Le Kremlin a attaqué les opposant·e·s politiques, les médias indépendants et les organisations de la société civile sur de nombreux fronts, instrumentalisant la loi afin de procéder à des arrestations s’appuyant sur des accusations fallacieuses, tout en faisant disparaître des organisations de la société civile établies de longue date, afin de les empêcher de mener leur travail vital.
« Au cours des deux années écoulées, le gouvernement russe n’a fait qu’intensifier la chasse aux sorcières qu’il mène contre l’opposition et les organisations de la société civile. Aucun critique, défenseur·e des droits humains ni journaliste indépendant n’est à l’abri des persécutions, des représailles et de la répression », a déclaré Natalia Zviaguina, directrice d’Amnistie internationale Russie.
« Après la tentative d’empoisonnement dont Alexeï Navalny a été victime en 2020 et son arrestation en 2021, les autorités russes se sont employées à détruire la liberté d’expression dans le pays. Ces mesures de répression expéditives et implacables leur ont permis de rapidement faire cesser les manifestations de masse contre l’invasion à grande échelle de l’Ukraine un an plus tard. »
Une répression sans pitié contre Alexeï Navalny et ses collaborateurs
Le 2 février 2021, un tribunal de Moscou a substitué à la peine non privative de liberté d’Alexeï Navalny une peine de deux ans et huit mois d’emprisonnement, réduite par la suite de deux mois. Peu après, les autorités russes ont commencé à démanteler la Fondation anticorruption et la Fondation pour la protection des droits des citoyens, fondées par Alexeï Navalny, et ont fermé leurs bureaux. Le 9 juin 2021, les deux organisations ont officiellement été désignées comme « extrémistes » et ont été arbitrairement interdites.
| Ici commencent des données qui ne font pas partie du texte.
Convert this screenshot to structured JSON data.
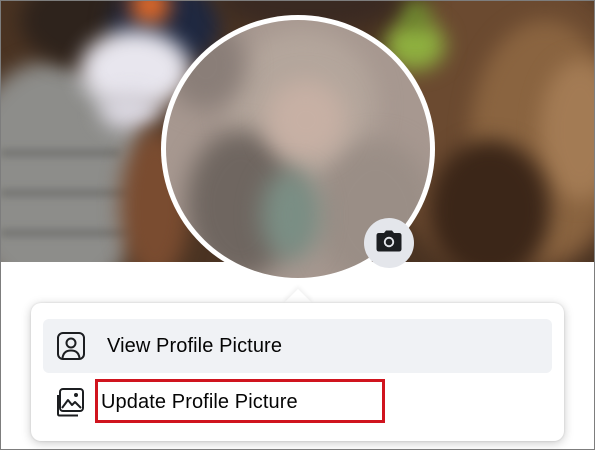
{
  "profile_menu": {
    "items": [
      {
        "label": "View Profile Picture",
        "icon": "person-portrait-icon"
      },
      {
        "label": "Update Profile Picture",
        "icon": "image-edit-icon"
      }
    ]
  },
  "camera_button": {
    "icon": "camera-icon"
  },
  "colors": {
    "menu_background": "#ffffff",
    "hover_background": "#f0f2f5",
    "camera_button_background": "#e4e6eb",
    "highlight_border": "#d0141e",
    "text": "#050505"
  }
}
En mars 2022, Alexeï Navalny a été condamné à neuf ans de prison ; il purgeait déjà une autre peine pour diverses charges à caractère politique, notamment « fraude à particulièrement grande échelle ». Il encourt par ailleurs une peine de prison supplémentaire encore plus lourde car il a aussi été inculpé en septembre 2021 de « création et direction d’une association extrémiste »
Comme si cela ne suffisait pas, les autorités ont ouvert en octobre 2022 une nouvelle enquête pénale contre Alexeï Navalny pour « promotion du terrorisme », « financement et promotion de l’extrémisme » et « réhabilitation du nazisme ». Si Alexeï Navalny est condamné sur la base de ces charges motivées par des considérations politiques, la durée totale de sa peine d’emprisonnement pourrait atteindre 30 ans.
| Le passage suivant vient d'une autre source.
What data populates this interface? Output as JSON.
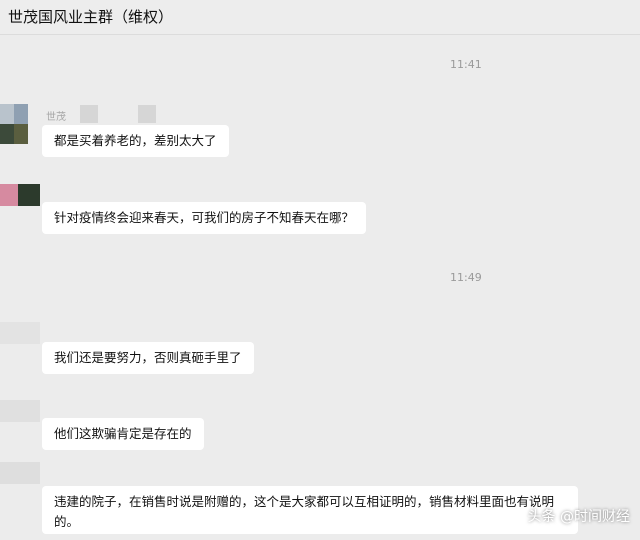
{
  "chat": {
    "title": "世茂国风业主群（维权）",
    "times": [
      "11:41",
      "11:49"
    ],
    "sender_name": "世茂",
    "messages": [
      "都是买着养老的，差别太大了",
      "针对疫情终会迎来春天，可我们的房子不知春天在哪？",
      "我们还是要努力，否则真砸手里了",
      "他们这欺骗肯定是存在的",
      "违建的院子，在销售时说是附赠的，这个是大家都可以互相证明的，销售材料里面也有说明的。"
    ]
  },
  "watermark": "头条 @时间财经",
  "colors": {
    "background": "#ececec",
    "bubble": "#ffffff",
    "timestamp": "#9a9a9a"
  }
}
« Les organisations associées à Alexeï Navalny sont considérées comme des ennemies jurées des autorités, et sont devenues la cible d’actions de répression de grande ampleur. La plupart des collaborateurs et collaboratrices d’Alexeï Navalny ont dû fuir le pays », a déclaré Natalia Zviaguina.
Les militant·e·s restés en Russie ont été visés par des poursuites et d’autres représailles. Plusieurs collègues et sympathisant·e·s d’Alexeï Navalny ont été jugés pour « violation des règles sanitaires et épidémiologiques » après leurs appels en faveur de manifestations pacifiques.
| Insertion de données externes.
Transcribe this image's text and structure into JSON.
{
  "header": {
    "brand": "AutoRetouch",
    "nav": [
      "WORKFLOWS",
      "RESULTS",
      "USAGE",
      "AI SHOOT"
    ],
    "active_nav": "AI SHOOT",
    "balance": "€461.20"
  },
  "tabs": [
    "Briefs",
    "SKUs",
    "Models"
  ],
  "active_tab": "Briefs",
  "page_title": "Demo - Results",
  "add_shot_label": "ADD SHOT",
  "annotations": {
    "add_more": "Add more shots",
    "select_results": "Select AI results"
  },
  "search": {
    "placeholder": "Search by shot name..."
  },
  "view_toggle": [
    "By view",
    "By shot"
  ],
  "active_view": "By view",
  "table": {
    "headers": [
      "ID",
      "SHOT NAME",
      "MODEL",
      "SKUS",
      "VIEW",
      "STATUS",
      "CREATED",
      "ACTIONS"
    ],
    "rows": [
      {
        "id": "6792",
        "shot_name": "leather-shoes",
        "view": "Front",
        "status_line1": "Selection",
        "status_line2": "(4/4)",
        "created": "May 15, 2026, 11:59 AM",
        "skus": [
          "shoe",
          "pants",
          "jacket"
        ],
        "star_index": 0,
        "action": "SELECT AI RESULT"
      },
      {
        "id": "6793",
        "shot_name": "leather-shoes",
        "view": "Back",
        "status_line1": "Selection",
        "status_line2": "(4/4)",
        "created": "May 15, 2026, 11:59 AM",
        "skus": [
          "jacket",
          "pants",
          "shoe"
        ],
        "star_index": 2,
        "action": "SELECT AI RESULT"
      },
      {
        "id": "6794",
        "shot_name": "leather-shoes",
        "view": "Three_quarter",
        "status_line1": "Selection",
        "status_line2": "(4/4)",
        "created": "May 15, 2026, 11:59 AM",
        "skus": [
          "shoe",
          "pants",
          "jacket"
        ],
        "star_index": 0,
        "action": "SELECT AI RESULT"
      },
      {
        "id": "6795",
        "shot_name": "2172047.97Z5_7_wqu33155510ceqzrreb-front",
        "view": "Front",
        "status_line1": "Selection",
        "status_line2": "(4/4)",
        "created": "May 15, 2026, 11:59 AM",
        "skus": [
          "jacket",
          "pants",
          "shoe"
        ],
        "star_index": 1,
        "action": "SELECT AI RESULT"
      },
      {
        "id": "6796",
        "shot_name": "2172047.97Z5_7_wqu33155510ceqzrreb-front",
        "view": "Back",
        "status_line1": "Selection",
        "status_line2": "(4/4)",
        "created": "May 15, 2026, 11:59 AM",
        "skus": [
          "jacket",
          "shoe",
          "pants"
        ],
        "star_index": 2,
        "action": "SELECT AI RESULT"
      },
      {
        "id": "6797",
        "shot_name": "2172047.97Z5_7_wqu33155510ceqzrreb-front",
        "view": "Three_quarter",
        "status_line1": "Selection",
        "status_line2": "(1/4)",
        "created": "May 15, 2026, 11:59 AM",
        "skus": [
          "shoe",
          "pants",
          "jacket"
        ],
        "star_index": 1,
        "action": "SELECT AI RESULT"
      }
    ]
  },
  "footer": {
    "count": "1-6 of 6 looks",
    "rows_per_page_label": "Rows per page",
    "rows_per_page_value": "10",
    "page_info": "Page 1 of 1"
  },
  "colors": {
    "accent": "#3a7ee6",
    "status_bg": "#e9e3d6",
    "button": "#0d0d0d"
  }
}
Lilia Tchanycheva, ancienne responsable du bureau d’Alexeï Navalny à Oufa, une ville située à 1 400 kilomètres à l’est de Moscou, est devenue la première personne à être arrêtée pour « création et direction d’une association extrémiste » en novembre 2021. Elle se trouve toujours en détention provisoire et encourt une peine de 18 ans de prison.
En décembre 2021, Vadim Ostanine, de Barnaoul, et Xenia Fadeïeva, de Tomsk (deux villes de Sibérie occidentale), ont été accusés d’avoir « établi une association extrémiste » et « créé une organisation caritative portant atteinte à la personnalité et aux droits des citoyen·ne·s ». Cette dernière charge relève d’un article précédemment obscur et rarement invoqué du Code pénal, qui est désormais fréquemment utilisé contre les sympathisant·e·s d’Alexeï Navalny.
En mars 2022, Vadim Ostanine a été placé en détention provisoire, où il se trouve encore à ce jour. L’ancien directeur technique de la chaîne YouTube d’Alexeï Navalny, Daniel Kholodny, a été arrêté en même temps, et se trouve toujours en détention pour « participation à une association extrémiste ».
En décembre 2022, Zakhar Sarapoulov, ancien chef du bureau d’Irkoutsk d’Alexeï Navalny, a été condamné à une année de mise à l’épreuve. En janvier 2023, Elizaveta Bytchkova et Iegor Boutakov, anciens coordonnateurs du mouvement d’Alexeï Navalny à Arkhanguelsk, se sont vu ordonner de limiter leurs déplacements pendant un an - leurs chefs d’accusation ont été réduits après qu’ils ont accepté de coopérer avec l'enquête pénale sur les activités d’Alexeï Navalny.
La menace de poursuites subsiste même en exil
Les collaborateurs d’Alexeï Navalny ayant réussi à fuir dans des pays d’Europe et d’autres régions risquent d’être poursuivis à leur retour en Russie. Leonid Volkov, qui a dirigé le réseau régional d’Alexeï Navalny avant sa dissolution en avril 2021, est accusé de diverses infractions allant de la « création d’une association extrémiste » à la « justification du terrorisme », en passant par l’« implication de mineur·e·s dans des actes dangereux ».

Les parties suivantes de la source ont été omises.